Summary Bullets:
• Qatar-based telecoms group Ooredoo and US chipmaker Nvidia signed a deal for Ooredoo to buy and deploy thousands of Nvidia graphic processing units (GPUs).
• Ooredoo will build its AI cloud services platform and offer GPU-as-a-service to customers across its footprint: Qatar, Algeria, Kuwait, Tunisia, Oman, and the Maldives.
In one of the most significant moves made by any telecoms operator in MENA to turbocharge AI capabilities, Ooredoo Group is boosting its 26 data centers by incorporating Nvidia’s high-density GPUs. It is also becoming the region’s first Nvidia Cloud Provider. As a result, Ooredoo will develop an AI – and an ML-ready platform powered by Nvidia’s stack of software and services, including generative AI (GenAI).
The deal follows a similar one struck by Ooredoo’s Indonesian unit, Indosat, with Nvidia in February 2024 where it was announced that Nvidia’s Blackwell platform will be incorporated into Indosat’s infrastructure to bring sovereign AI cloud and services to Indonesia via a planned $200 million AI data center in Surakarta (Indonesia).
A step up from central processing units (CPUs), GPU chips aid in workload acceleration of heavy processing tasks, offering enterprise customers access to the latest AI capabilities tailored for high-demand computing tasks. Sectors that can significantly benefit from this are infrastructure, energy, and mining, with healthcare, finance, education, and telecommunications also set to profit.
As a Nvidia Cloud Provider, Ooredoo has signaled its intent to be a leading digital infrastructure provider in MENA. Each Ooredoo unit will be able to establish its own local clouds, bringing AI infrastructure closer to both Ooredoo and non-Ooredoo customers, and allow for greater data sovereignty and security in compliance with local laws. Ooredoo stated it is investing $1 billion to boost its data center capacity by 65% by 2030, adding that it is seeing cloud adoption growing by an average of 30% YoY.
The export of advanced proprietary US technology has been a concern to US lawmakers, with government restrictions being placed on Middle Eastern orders for high-end AI chips, in an attempt to thwart China potentially intercepting them. There is currently a bottleneck of regional customers ordering chips and other technologies from Nvidia, Advanced Micro Devices (AMD), and Intel, as well as the US hyperscalers. Ooredoo’s deal with Nvidia can be interpreted in one of three ways:
1. The policy has been unofficially relaxed to mitigate increasing Chinese tech encroaching into MENA, as evidenced by Huawei’s recent deployment of a cloud region in Egypt – the first global tech firm to do so in North Africa.

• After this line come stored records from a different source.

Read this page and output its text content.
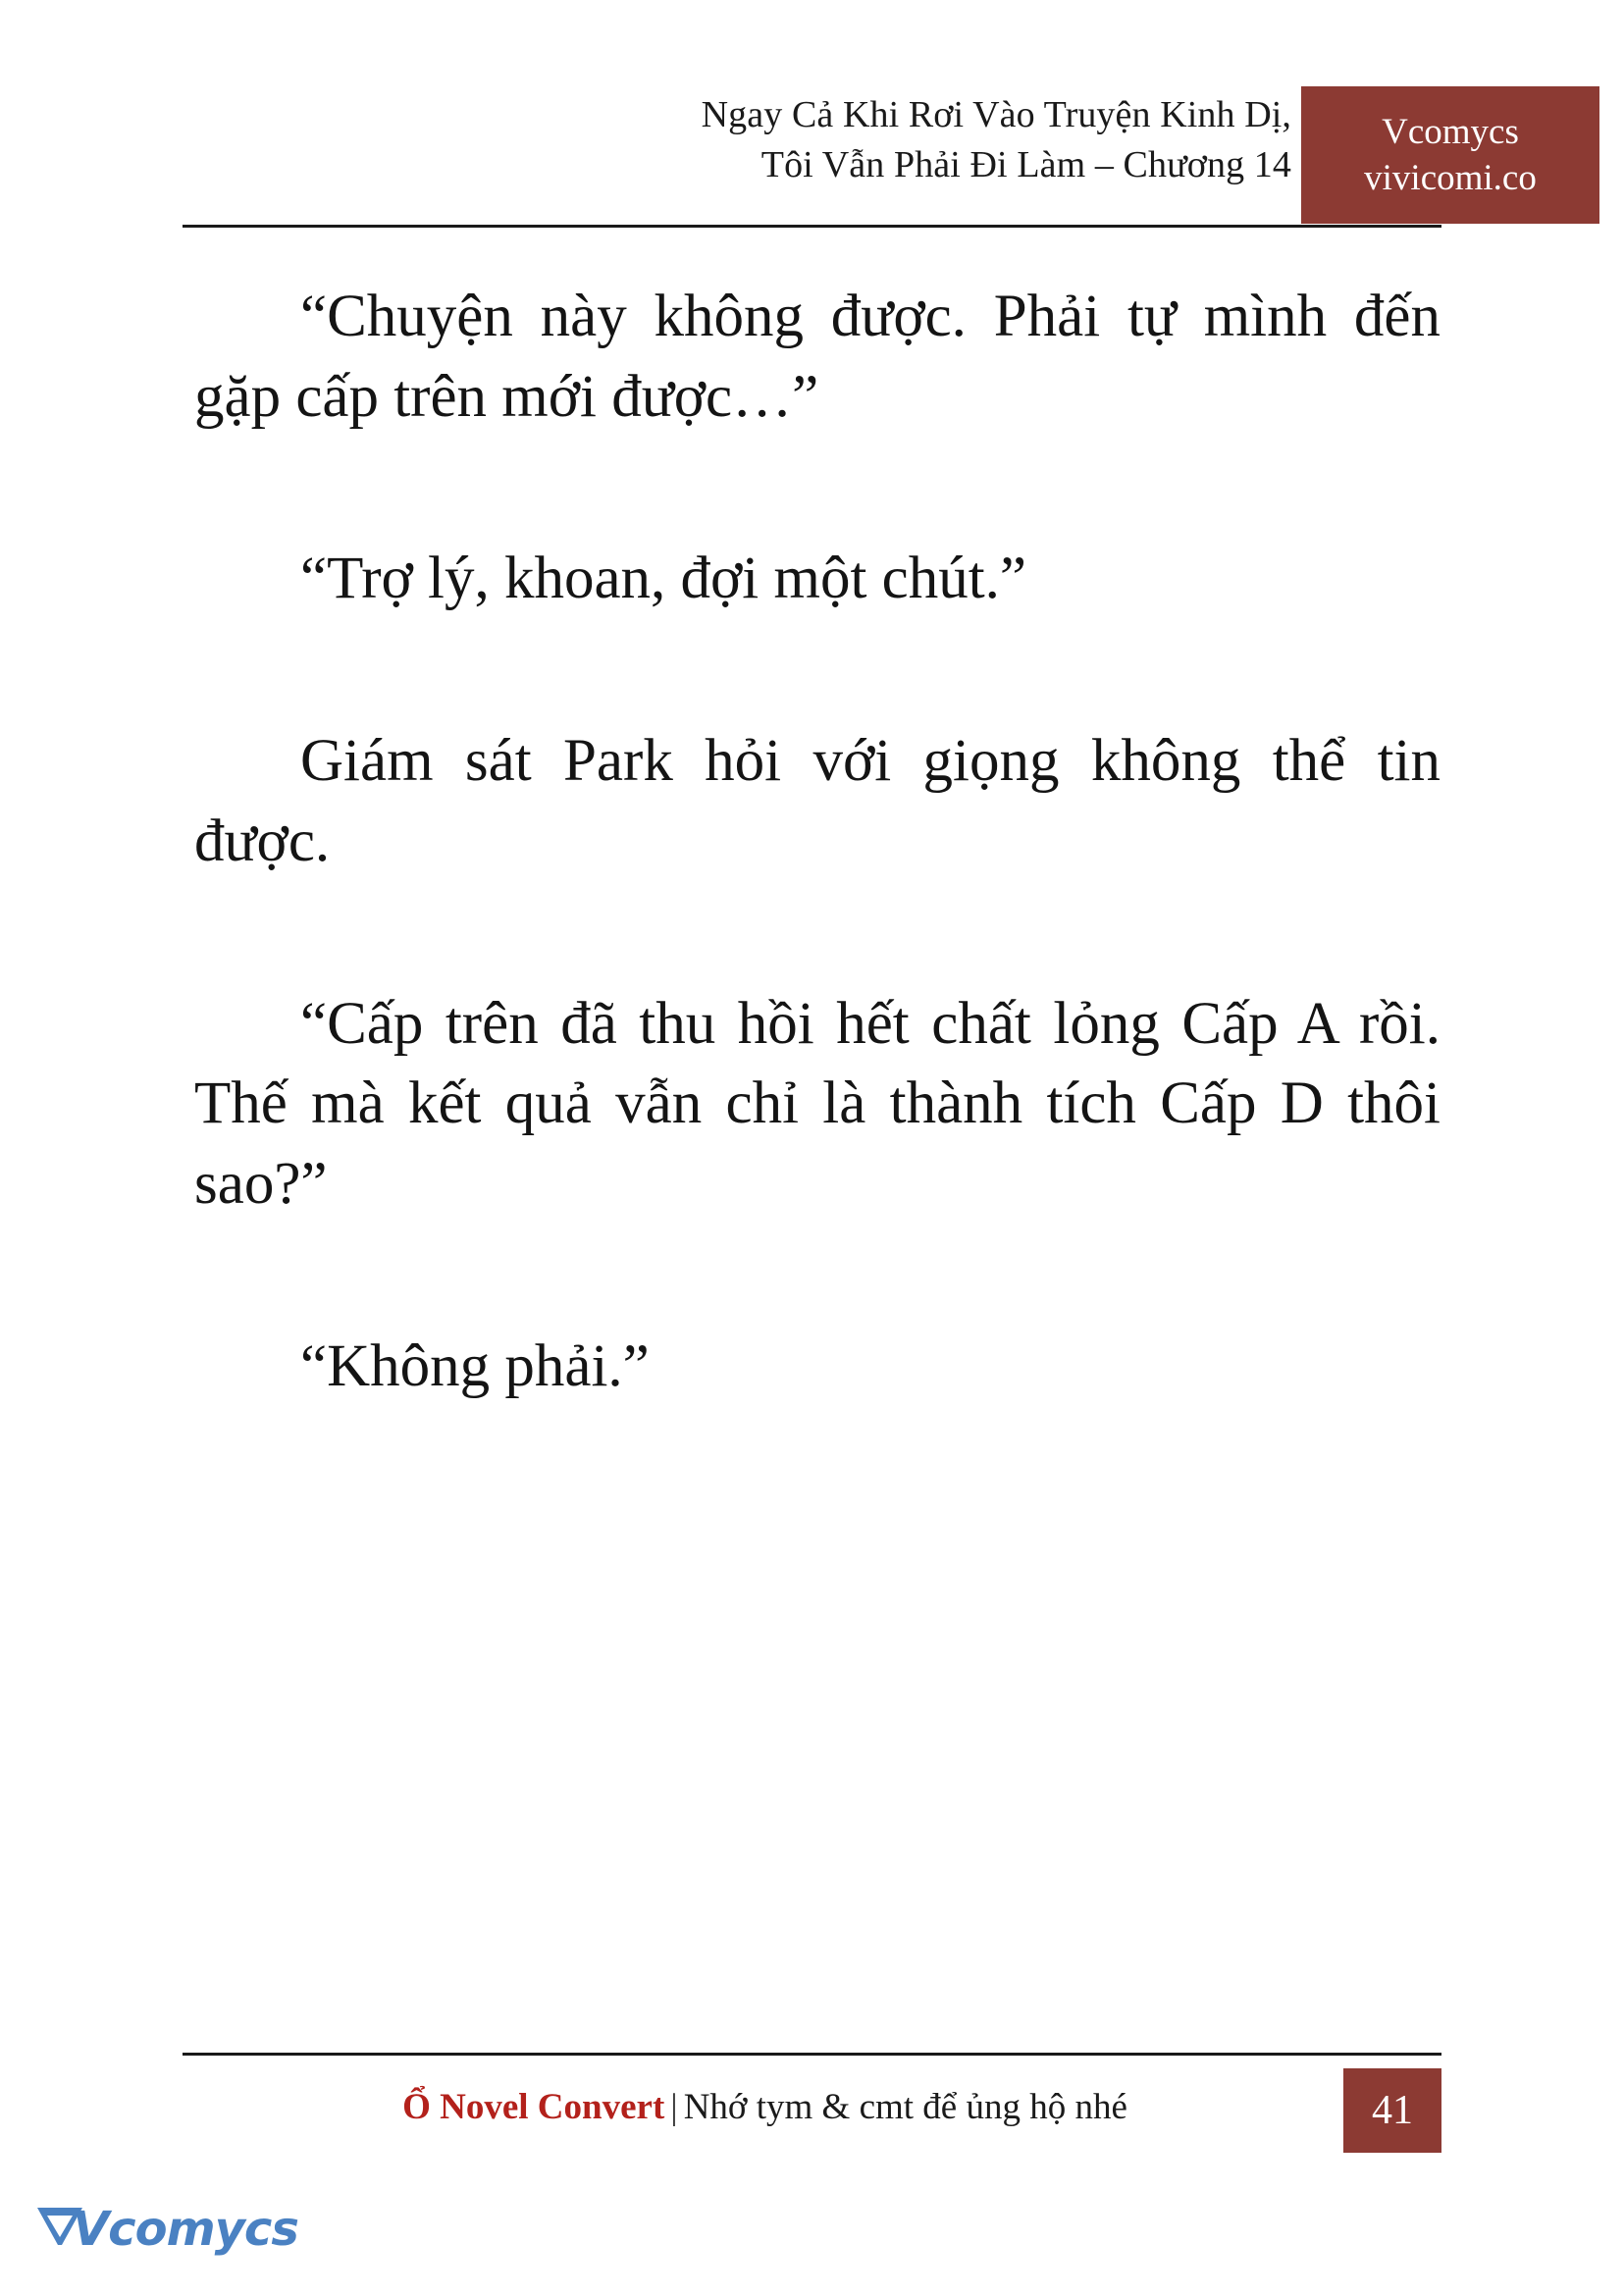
Ngay Cả Khi Rơi Vào Truyện Kinh Dị,
Tôi Vẫn Phải Đi Làm – Chương 14
Vcomycs
vivicomi.co

“Chuyện này không được. Phải tự mình đến gặp cấp trên mới được…”

“Trợ lý, khoan, đợi một chút.”

Giám sát Park hỏi với giọng không thể tin được.

“Cấp trên đã thu hồi hết chất lỏng Cấp A rồi. Thế mà kết quả vẫn chỉ là thành tích Cấp D thôi sao?”

“Không phải.”

Ổ Novel Convert | Nhớ tym & cmt để ủng hộ nhé	41
Vcomycs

2. The GPUs purchased by Ooredoo have been downgraded and categorized as mid-range technologies that fall outside the high-end, to which stringent US restrictions apply.
3. The geographical restriction of technologies like AI manufactured by the likes of Nvidia is not sustainable in the long term. So, vendors are testing the limits of strict criteria of US export controls.
To assuage any fears, Ooredoo added that the three Middle Eastern countries where it operates – Qatar, Kuwait, and Oman – host US military bases and large US corporations, which can, in turn, be consumers of these technologies. It is possible that all three reasons are true to some extent. Other Middle Eastern AI vendors, like the UAE’s G42, are phasing out Chinese hardware, which has enabled G42 to secure a $1.5 billion AI deal with Microsoft in April 2024.
Whatever the case, it is clear that MENA is heating up as a tech battleground between China and the US. The telecoms operators in MENA, and by extension local and regional businesses, will profit from this dynamic.